BACKGROUND OF THE INVENTION

[0003] Water is stored in reservoirs and tanks and is delivered by conduits to places where the water is used. Water storage and delivery systems often become fouled and/or obstructed by mineral scale deposits and/or biological growths and/or bio-films. Irrigation systems used in the agricultural industry can experience fouling that is so severe that water flow is reduced to a level where valuable crops receive insufficient watering and perish from dehydration.

[0004] There is a need for compounds that can be added to water storage and delivery systems for eliminating the mineral and biological substances that cause the obstructions and comprise the systems. A principal object of this invention is to provide such a composition and a method of its use for cleaning and maintaining water delivery systems, including tanks, reservoirs and conduits.

[0005] There is also a need for an easily achieved on-site metering and mixing of the components of the composition and an easily achieved introduction of the composition into the water delivery system. Another object of the present invention is to fulfill this need.

BRIEF SUMMARY OF THE INVENTION

[0006] A basic aspect of the present invention is to admix a sodium chlorite solution with a second solution containing an acid to make a reacted mixture. A predetermined amount of this reacted mixture is then introduced into water in a water distribution system.

[0007] According to an aspect of the invention, the reacted mixture is introduced into a water system to inhibit and/or eliminate bacterial fouling in the system. Another aspect of the invention is to introduce the activated mixture into to the water for inhibiting and/or removing mineral deposits from the system. Yet another aspect of the invention is to introduce the activated mixture into the water for eliminating microorganisms from the system.

[0008] According to yet another aspect of the invention, the second component is acid enough to convert the sodium chlorite into chlorine dioxide while remaining unaffected in the reacted mixture and at the same time being a mineral antiscalant.

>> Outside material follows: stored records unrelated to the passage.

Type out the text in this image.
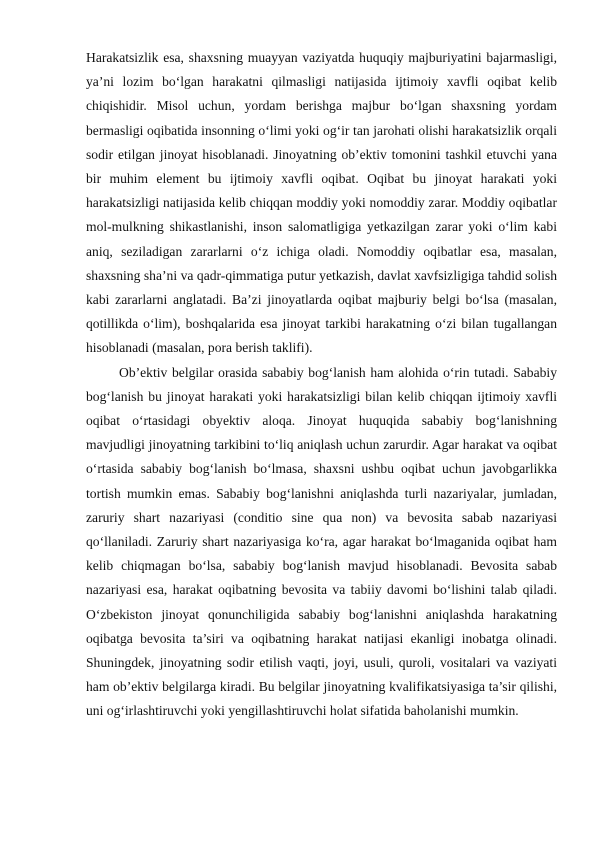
Harakatsizlik esa, shaxsning muayyan vaziyatda huquqiy majburiyatini bajarmasligi, ya’ni lozim bo‘lgan harakatni qilmasligi natijasida ijtimoiy xavfli oqibat kelib chiqishidir. Misol uchun, yordam berishga majbur bo‘lgan shaxsning yordam bermasligi oqibatida insonning o‘limi yoki og‘ir tan jarohati olishi harakatsizlik orqali sodir etilgan jinoyat hisoblanadi. Jinoyatning ob’ektiv tomonini tashkil etuvchi yana bir muhim element bu ijtimoiy xavfli oqibat. Oqibat bu jinoyat harakati yoki harakatsizligi natijasida kelib chiqqan moddiy yoki nomoddiy zarar. Moddiy oqibatlar mol-mulkning shikastlanishi, inson salomatligiga yetkazilgan zarar yoki o‘lim kabi aniq, seziladigan zararlarni o‘z ichiga oladi. Nomoddiy oqibatlar esa, masalan, shaxsning sha’ni va qadr-qimmatiga putur yetkazish, davlat xavfsizligiga tahdid solish kabi zararlarni anglatadi. Ba’zi jinoyatlarda oqibat majburiy belgi bo‘lsa (masalan, qotillikda o‘lim), boshqalarida esa jinoyat tarkibi harakatning o‘zi bilan tugallangan hisoblanadi (masalan, pora berish taklifi).

Ob’ektiv belgilar orasida sababiy bog‘lanish ham alohida o‘rin tutadi. Sababiy bog‘lanish bu jinoyat harakati yoki harakatsizligi bilan kelib chiqqan ijtimoiy xavfli oqibat o‘rtasidagi obyektiv aloqa. Jinoyat huquqida sababiy bog‘lanishning mavjudligi jinoyatning tarkibini to‘liq aniqlash uchun zarurdir. Agar harakat va oqibat o‘rtasida sababiy bog‘lanish bo‘lmasa, shaxsni ushbu oqibat uchun javobgarlikka tortish mumkin emas. Sababiy bog‘lanishni aniqlashda turli nazariyalar, jumladan, zaruriy shart nazariyasi (conditio sine qua non) va bevosita sabab nazariyasi qo‘llaniladi. Zaruriy shart nazariyasiga ko‘ra, agar harakat bo‘lmaganida oqibat ham kelib chiqmagan bo‘lsa, sababiy bog‘lanish mavjud hisoblanadi. Bevosita sabab nazariyasi esa, harakat oqibatning bevosita va tabiiy davomi bo‘lishini talab qiladi. O‘zbekiston jinoyat qonunchiligida sababiy bog‘lanishni aniqlashda harakatning oqibatga bevosita ta’siri va oqibatning harakat natijasi ekanligi inobatga olinadi. Shuningdek, jinoyatning sodir etilish vaqti, joyi, usuli, quroli, vositalari va vaziyati ham ob’ektiv belgilarga kiradi. Bu belgilar jinoyatning kvalifikatsiyasiga ta’sir qilishi, uni og‘irlashtiruvchi yoki yengillashtiruvchi holat sifatida baholanishi mumkin.
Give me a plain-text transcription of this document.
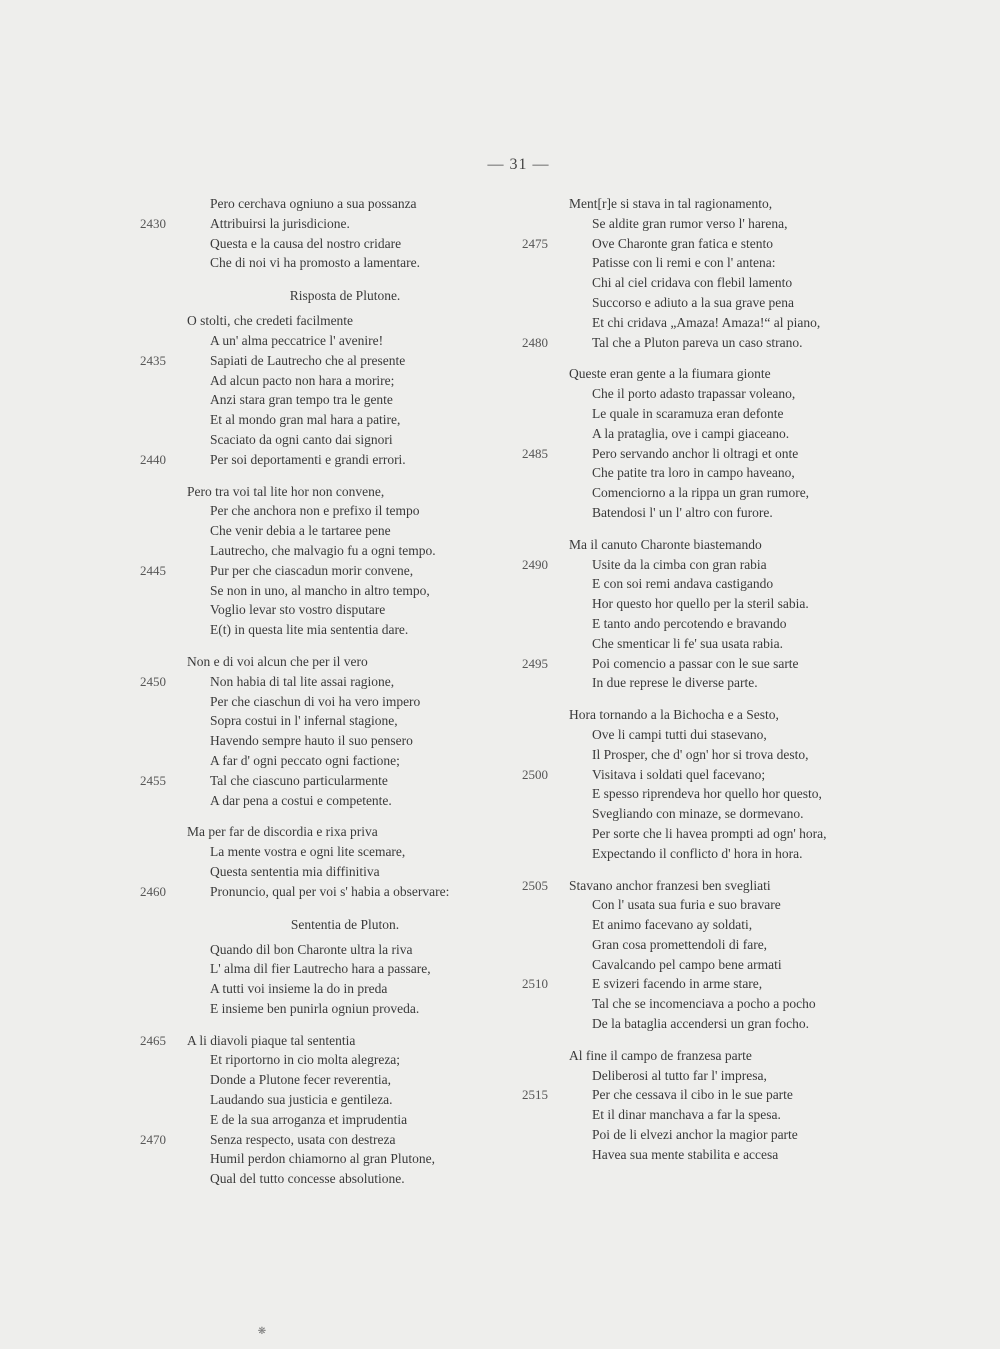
— 31 —
Pero cerchava ogniuno a sua possanza
2430	Attribuirsi la jurisdicione.
Questa e la causa del nostro cridare
Che di noi vi ha promosto a lamentare.
Risposta de Plutone.
O stolti, che credeti facilmente
A un' alma peccatrice l' avenire!
2435	Sapiati de Lautrecho che al presente
Ad alcun pacto non hara a morire;
Anzi stara gran tempo tra le gente
Et al mondo gran mal hara a patire,
Scaciato da ogni canto dai signori
2440	Per soi deportamenti e grandi errori.
Pero tra voi tal lite hor non convene,
Per che anchora non e prefixo il tempo
Che venir debia a le tartaree pene
Lautrecho, che malvagio fu a ogni tempo.
2445	Pur per che ciascadun morir convene,
Se non in uno, al mancho in altro tempo,
Voglio levar sto vostro disputare
E(t) in questa lite mia sententia dare.
Non e di voi alcun che per il vero
2450	Non habia di tal lite assai ragione,
Per che ciaschun di voi ha vero impero
Sopra costui in l' infernal stagione,
Havendo sempre hauto il suo pensero
A far d' ogni peccato ogni factione;
2455	Tal che ciascuno particularmente
A dar pena a costui e competente.
Ma per far de discordia e rixa priva
La mente vostra e ogni lite scemare,
Questa sententia mia diffinitiva
2460	Pronuncio, qual per voi s' habia a observare:
Sententia de Pluton.
Quando dil bon Charonte ultra la riva
L' alma dil fier Lautrecho hara a passare,
A tutti voi insieme la do in preda
E insieme ben punirla ogniun proveda.
2465	A li diavoli piaque tal sententia
Et riportorno in cio molta alegreza;
Donde a Plutone fecer reverentia,
Laudando sua justicia e gentileza.
E de la sua arroganza et imprudentia
2470	Senza respecto, usata con destreza
Humil perdon chiamorno al gran Plutone,
Qual del tutto concesse absolutione.
Ment[r]e si stava in tal ragionamento,
Se aldite gran rumor verso l' harena,
2475	Ove Charonte gran fatica e stento
Patisse con li remi e con l' antena:
Chi al ciel cridava con flebil lamento
Succorso e adiuto a la sua grave pena
Et chi cridava „Amaza! Amaza!“ al piano,
2480	Tal che a Pluton pareva un caso strano.
Queste eran gente a la fiumara gionte
Che il porto adasto trapassar voleano,
Le quale in scaramuza eran defonte
A la prataglia, ove i campi giaceano.
2485	Pero servando anchor li oltragi et onte
Che patite tra loro in campo haveano,
Comenciorno a la rippa un gran rumore,
Batendosi l' un l' altro con furore.
Ma il canuto Charonte biastemando
2490	Usite da la cimba con gran rabia
E con soi remi andava castigando
Hor questo hor quello per la steril sabia.
E tanto ando percotendo e bravando
Che smenticar li fe' sua usata rabia.
2495	Poi comencio a passar con le sue sarte
In due represe le diverse parte.
Hora tornando a la Bichocha e a Sesto,
Ove li campi tutti dui stasevano,
Il Prosper, che d' ogn' hor si trova desto,
2500	Visitava i soldati quel facevano;
E spesso riprendeva hor quello hor questo,
Svegliando con minaze, se dormevano.
Per sorte che li havea prompti ad ogn' hora,
Expectando il conflicto d' hora in hora.
2505	Stavano anchor franzesi ben svegliati
Con l' usata sua furia e suo bravare
Et animo facevano ay soldati,
Gran cosa promettendoli di fare,
Cavalcando pel campo bene armati
2510	E svizeri facendo in arme stare,
Tal che se incomenciava a pocho a pocho
De la bataglia accendersi un gran focho.
Al fine il campo de franzesa parte
Deliberosi al tutto far l' impresa,
2515	Per che cessava il cibo in le sue parte
Et il dinar manchava a far la spesa.
Poi de li elvezi anchor la magior parte
Havea sua mente stabilita e accesa
❋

The second solution may be formed by adding PBTC and sodium molybdate di-hydrate and water. The second compound may be a mixture of mineral acids and an antiscalant polymer. The antiscalant polymer may be polyacrylic acid or a polymeric compound.

[0009] According to an aspect of the invention, a catalyst is used to enhance conversion of the sodium chlorite into an active biocide, chlorine dioxide. By way of typical and therefore non limitive example, the catalyst may be sodium molybdate.

[0010] Other objects, advantages and features of the invention will become apparent from the description of the best mode set forth below, from the drawing, from the claims and from the principles that are embodied in the specific structures, compositions and method steps that have been illustrated and described.

BRIEF DESCRIPTION OF THE SEVERAL VIEWS OF THE DRAWING

[0011] The drawing is a flow diagram of a water distribution system and equipment for preparing the composition of the invention and introducing it into the water system.

DETAILED DESCRIPTION OF THE INVENTION

[0012] The drawing shows, by way of example, a portion of an irrigation system that includes a flow meter 10 in a conduit 12, e.g. an irrigation pipe. The flow meter 10 measures the flow in the conduit 12 and generates an electrical control signal that is proportional to the flow. The electrical signal may be electrical pulses that are sent to a pulse divider 14 which generates electrical control signals that are sent to controllers for two chemical feed pumps 16, 18. The electrical signals from pulse divider 14 may be electrical pulses which control the pumps 16, 18 for proportionally pumping the two components that are mixed. Preferably, the pumps 16, 18 are positive displacement pumps that include pistons. The control signals control the movement of the pistons. Each pumping stroke sends a predetermined volume of chemical into a conduit 20, 22 leading from a pump 16, 18 to a reaction chamber 24. Pump 16 pumps a first solution or component from its storage tank 26 to the reaction chamber 24. Pump 18 pumps a second solution or component from its storage tank 28 to the reaction chamber 24. The two solutions are precursor chemicals that are allowed to intermingle or react for the period of time, e.g. ten or more minutes, in the reaction chamber 24. The reacted mixture is removed through the top of the reaction chamber 24 and is delivered by a conduit 30 into the water conduit 12, into admixture with water that is flowing through the conduit 12. The admixture of the reacted solution in the water substantially instantly dilutes the reacted mixture to a desired working concentration for distribution by conduit 12 throughout the water system.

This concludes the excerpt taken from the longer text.